Place Where You Live:

Contoocook River, New Hampshire

I go east to fish the home river with my father. The Contoocook, called so since the time of the Abenaki, winds its way through small New Hampshire towns whose names were imported from England. It is not a wilderness, but wildness still flits and flashes. When I was younger, I tried to take in all of the vast flow. I waded with ambition, often a step too far, often to find myself riding the current. These days, I want to be like Thoreau’s fisherman, who practices his art as a kind of sacrament. With each visit to my childhood home in rural New Hampshire, encounters with the wild are folded into a life of memories and losses, of the land, and of my youth, and of a growing awareness of my own mortality within a world that exceeds my anxieties and hopes.

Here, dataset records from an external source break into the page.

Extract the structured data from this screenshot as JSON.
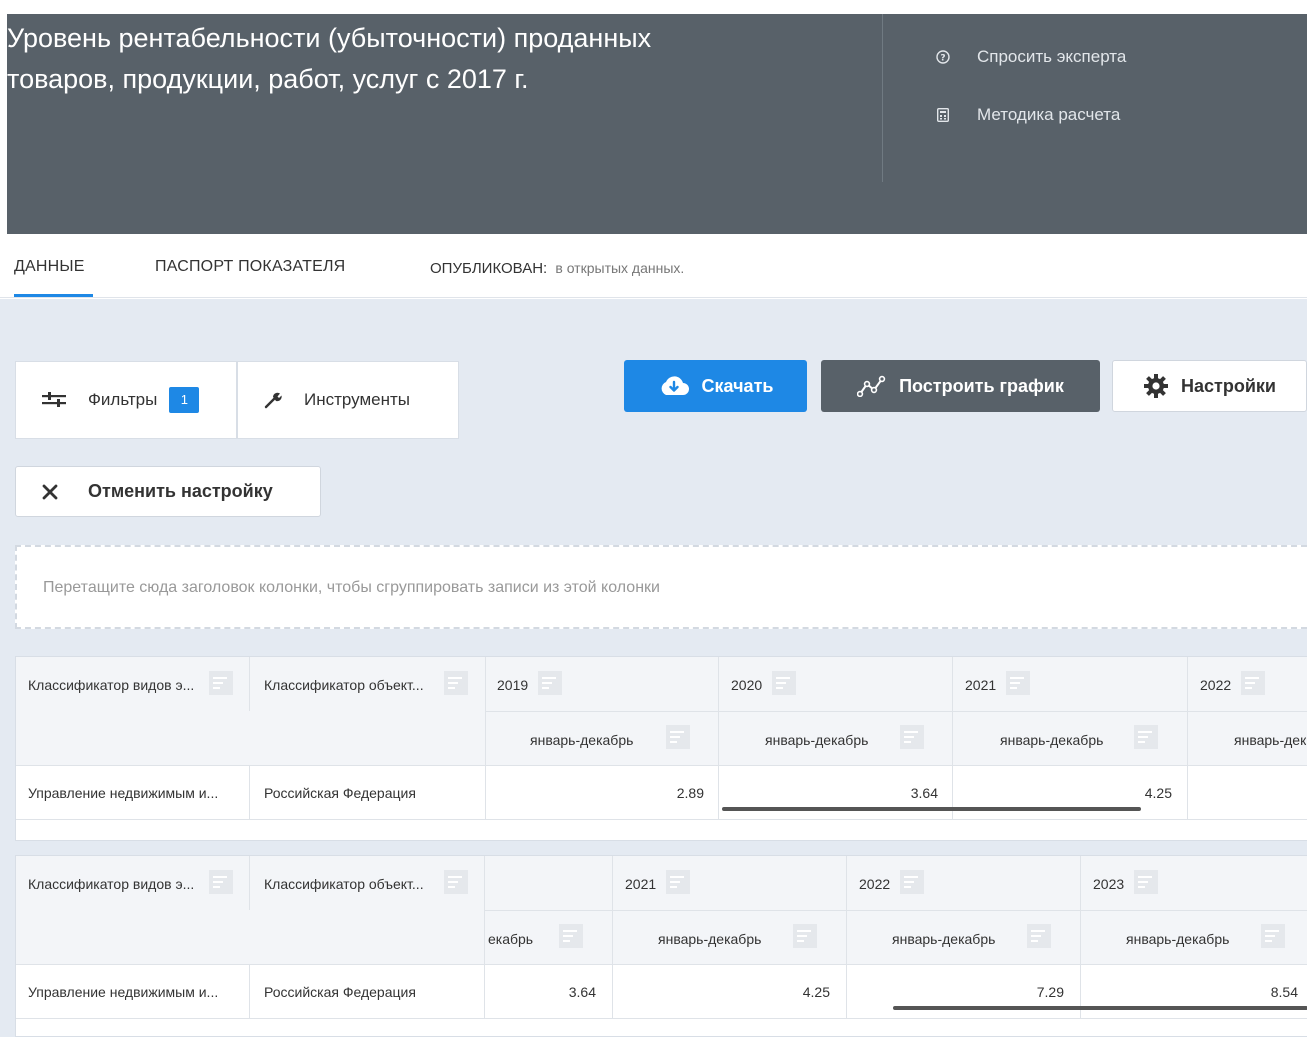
{
  "header": {
    "title_line1": "Уровень рентабельности (убыточности) проданных",
    "title_line2": "товаров, продукции, работ, услуг с 2017 г.",
    "ask_expert": "Спросить эксперта",
    "method": "Методика расчета",
    "bg_color": "#586169"
  },
  "tabs": {
    "data": "ДАННЫЕ",
    "passport": "ПАСПОРТ ПОКАЗАТЕЛЯ",
    "published_label": "ОПУБЛИКОВАН:",
    "published_value": "в открытых данных."
  },
  "toolbar": {
    "filters": "Фильтры",
    "filters_count": "1",
    "tools": "Инструменты",
    "download": "Скачать",
    "build_chart": "Построить график",
    "settings": "Настройки",
    "reset": "Отменить настройку",
    "accent_color": "#1e88e5"
  },
  "dropzone": {
    "text": "Перетащите сюда заголовок колонки, чтобы сгруппировать записи из этой колонки"
  },
  "grid1": {
    "col1_header": "Классификатор видов э...",
    "col2_header": "Классификатор объект...",
    "years": [
      "2019",
      "2020",
      "2021",
      "2022"
    ],
    "periods": [
      "январь-декабрь",
      "январь-декабрь",
      "январь-декабрь",
      "январь-дек"
    ],
    "row": {
      "col1": "Управление недвижимым и...",
      "col2": "Российская Федерация",
      "values": [
        "2.89",
        "3.64",
        "4.25",
        ""
      ]
    }
  },
  "grid2": {
    "col1_header": "Классификатор видов э...",
    "col2_header": "Классификатор объект...",
    "years": [
      "2021",
      "2022",
      "2023"
    ],
    "periods": [
      "екабрь",
      "январь-декабрь",
      "январь-декабрь",
      "январь-декабрь"
    ],
    "row": {
      "col1": "Управление недвижимым и...",
      "col2": "Российская Федерация",
      "values": [
        "3.64",
        "4.25",
        "7.29",
        "8.54"
      ]
    }
  }
}
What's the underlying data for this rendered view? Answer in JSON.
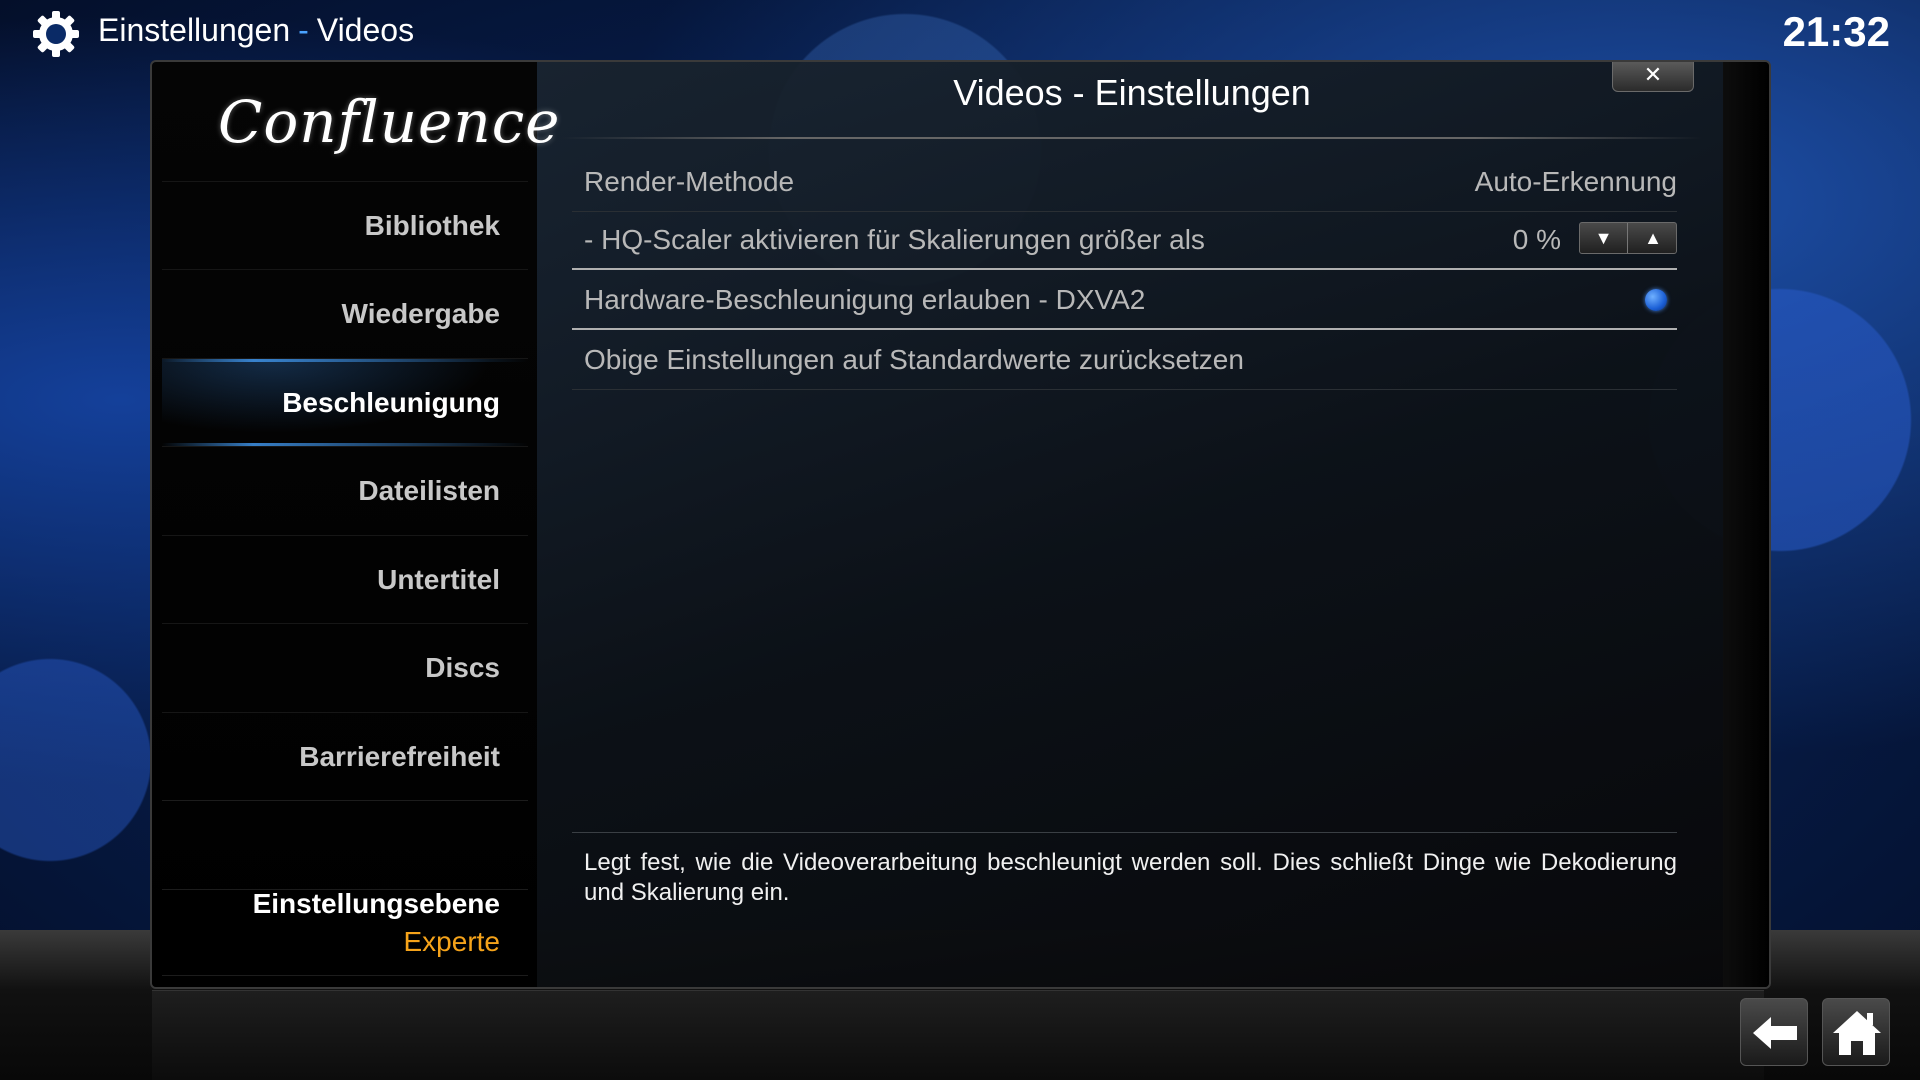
{
  "header": {
    "section": "Einstellungen",
    "separator": "-",
    "page": "Videos",
    "clock": "21:32"
  },
  "dialog": {
    "title": "Videos - Einstellungen",
    "logo_text": "Confluence",
    "close_label": "✕"
  },
  "sidebar": {
    "items": [
      {
        "label": "Bibliothek"
      },
      {
        "label": "Wiedergabe"
      },
      {
        "label": "Beschleunigung"
      },
      {
        "label": "Dateilisten"
      },
      {
        "label": "Untertitel"
      },
      {
        "label": "Discs"
      },
      {
        "label": "Barrierefreiheit"
      }
    ],
    "active_index": 2,
    "level_label": "Einstellungsebene",
    "level_value": "Experte"
  },
  "settings": {
    "render_method": {
      "label": "Render-Methode",
      "value": "Auto-Erkennung"
    },
    "hq_scaler": {
      "label": "- HQ-Scaler aktivieren für Skalierungen größer als",
      "value": "0 %"
    },
    "hw_accel": {
      "label": "Hardware-Beschleunigung erlauben - DXVA2",
      "enabled": true
    },
    "reset": {
      "label": "Obige Einstellungen auf Standardwerte zurücksetzen"
    }
  },
  "description": "Legt fest, wie die Videoverarbeitung beschleunigt werden soll. Dies schließt Dinge wie Dekodierung und Skalierung ein.",
  "colors": {
    "accent_blue": "#4aa3ff",
    "level_orange": "#f5a31a"
  },
  "icons": {
    "header": "gear-icon",
    "spinner_down": "triangle-down-icon",
    "spinner_up": "triangle-up-icon",
    "back": "back-arrow-icon",
    "home": "home-icon"
  }
}
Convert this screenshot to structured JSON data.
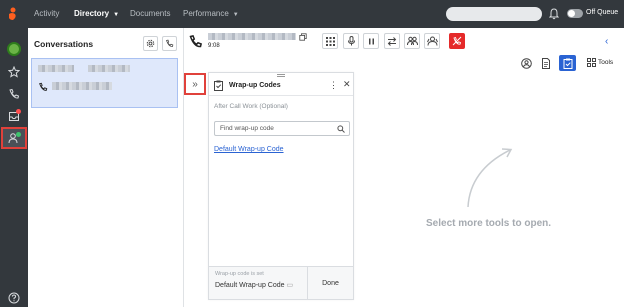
{
  "topbar": {
    "nav": [
      {
        "label": "Activity"
      },
      {
        "label": "Directory"
      },
      {
        "label": "Documents"
      },
      {
        "label": "Performance"
      }
    ],
    "queue_label": "Off Queue"
  },
  "conversations": {
    "title": "Conversations"
  },
  "call": {
    "duration": "9:08"
  },
  "tools_row": {
    "tools_label": "Tools"
  },
  "wrapup": {
    "title": "Wrap-up Codes",
    "acw_label": "After Call Work (Optional)",
    "search_placeholder": "Find wrap-up code",
    "default_code_link": "Default Wrap-up Code",
    "footer_set_label": "Wrap-up code is set",
    "footer_selected": "Default Wrap-up Code",
    "done_label": "Done"
  },
  "main": {
    "empty_message": "Select more tools to open."
  },
  "colors": {
    "topbar_bg": "#33383d",
    "accent_blue": "#2a63d3",
    "highlight_red": "#e0413b",
    "end_call_red": "#e52a2a",
    "conversation_card": "#dfe8fb"
  }
}
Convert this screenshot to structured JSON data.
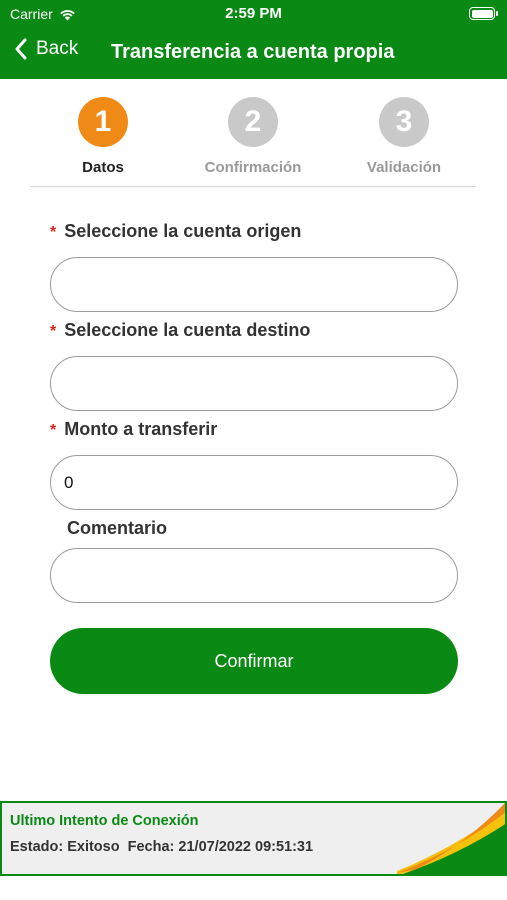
{
  "status_bar": {
    "carrier": "Carrier",
    "time": "2:59 PM"
  },
  "nav": {
    "back_label": "Back",
    "title": "Transferencia a cuenta propia"
  },
  "steps": [
    {
      "number": "1",
      "label": "Datos",
      "state": "active"
    },
    {
      "number": "2",
      "label": "Confirmación",
      "state": "inactive"
    },
    {
      "number": "3",
      "label": "Validación",
      "state": "inactive"
    }
  ],
  "form": {
    "required_mark": "*",
    "origin_label": "Seleccione la cuenta origen",
    "origin_value": "",
    "destination_label": "Seleccione la cuenta destino",
    "destination_value": "",
    "amount_label": "Monto a transferir",
    "amount_value": "0",
    "comment_label": "Comentario",
    "comment_value": "",
    "confirm_label": "Confirmar"
  },
  "footer": {
    "title": "Ultimo Intento de Conexión",
    "status_label": "Estado:",
    "status_value": "Exitoso",
    "date_label": "Fecha:",
    "date_value": "21/07/2022 09:51:31"
  },
  "colors": {
    "brand_green": "#0a8a14",
    "active_step": "#f08a16",
    "inactive_step": "#c9c9c9",
    "required": "#d9251d"
  }
}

I cast a few feet upriver from the last rise. The dry fly lands gently, catches the small riffle off to the side of a boulder, and picks up speed on the edges of the hole I have been watching for the last twenty minutes. A flash up to the surface! I raise the rod tip and immediately feel the primal force of the brown trout on the other end, as it dives down to the safety of rocks and logs on the river bottom. Reeling in the slack, I keep the rod high and play him into more quiet water. Then, as I reach to take hold the tired fish, a vision of my ten month old suddenly flashes to my mind, snapping the moment as quickly and reflexively as the trout had taken the fly. It is a scene where he is upset, fragile but flailing, unknowing and terrified. I am momentarily blinded by a kind of panic. Downriver, my father beams and gives a celebratory wave. 

I slip the hook from the fish’s mouth and place the creature back into the cold, clear, constancy of the Contoocook running downhill.